Our definition of a strategic technology is based on the time, active attention, and priority a technology has at a given time. Mature, fully deployed technologies (such as financial information systems or networks) may be among the most mission-critical technologies, but they are more likely to be receiving operational than strategic attention. “Strategic technologies” are relatively new technologies institutions will be spending the most time implementing, planning, and tracking in 2014.
The top-ten strategic technologies were selected from the analysis of a vetted set of 78 technologies presented to EDUCAUSE members in a survey in fall 2013. This report does not aim to describe or justify the importance of these technologies. A number of excellent existing resources already do that.
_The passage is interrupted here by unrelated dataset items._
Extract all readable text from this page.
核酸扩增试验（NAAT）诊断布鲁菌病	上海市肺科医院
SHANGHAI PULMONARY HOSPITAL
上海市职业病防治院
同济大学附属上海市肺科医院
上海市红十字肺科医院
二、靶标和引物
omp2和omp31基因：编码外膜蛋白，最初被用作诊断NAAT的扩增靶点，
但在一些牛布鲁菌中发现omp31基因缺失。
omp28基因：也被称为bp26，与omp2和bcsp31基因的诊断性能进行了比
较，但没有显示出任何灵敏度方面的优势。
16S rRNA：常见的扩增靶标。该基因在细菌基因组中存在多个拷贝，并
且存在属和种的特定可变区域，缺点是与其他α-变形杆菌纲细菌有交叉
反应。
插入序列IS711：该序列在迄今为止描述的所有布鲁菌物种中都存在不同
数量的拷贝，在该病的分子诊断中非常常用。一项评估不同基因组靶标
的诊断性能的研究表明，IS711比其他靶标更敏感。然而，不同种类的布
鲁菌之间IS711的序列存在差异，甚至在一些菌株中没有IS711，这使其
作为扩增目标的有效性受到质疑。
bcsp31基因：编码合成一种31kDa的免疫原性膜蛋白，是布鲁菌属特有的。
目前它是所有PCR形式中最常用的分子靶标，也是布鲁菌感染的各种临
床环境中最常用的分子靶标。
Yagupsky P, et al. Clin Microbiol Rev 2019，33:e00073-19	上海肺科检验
The value of the EDUCAUSE list is that it is based on data about members’ actual plans and thus sheds light not on what people are talking about but what institutions are doing.
Report and Supporting Materials
Use the interactive graphic to filter the technologies list by institutional characteristics.
Related Resources
Key Findings
- Analytics dominates the list, with four of the 10 technologies. Institutions are focusing on both learning and administrative analytics.
- Mobile apps are also prominent, with two technologies and additional support for wireless networking.
- Institutions’ other infrastructure priorities—unified communications, virtual desktops or PC applications, and identity and access management—show the influence of BYOE (bring your own everything) and preparation for moves to the cloud.
- We predict that all 10 technologies will be deployed in at least half of colleges and universities by 2017.
- Public master’s universities are spending more time with emerging educational technologies than other institutions.
- Large and private doctoral institutions are paying more attention to more technologies than other institutional types. Relative to other institutional types, a smaller proportion of bachelor’s institutions are paying attention to many of the technologies we asked about. Institutional approaches to technology—whether early adopters, mainstream, or lagging—also influence the technologies selected in the rankings.
- Four additional technologies may be on the list in coming years because institutions are spending significant planning time on them in 2014: mobile device management, network capacity planning and management tools, mobile data protection, and online courses on mobile devices.
- Further out, institutions are devoting the most attention to tracking these technologies: adaptive learning, gamification, mobile data protection, predictive analytics, e-book readers/e-textbooks, infrastructure as a service (IaaS), the Internet of things, text content analytics, mashware, open content, and big data.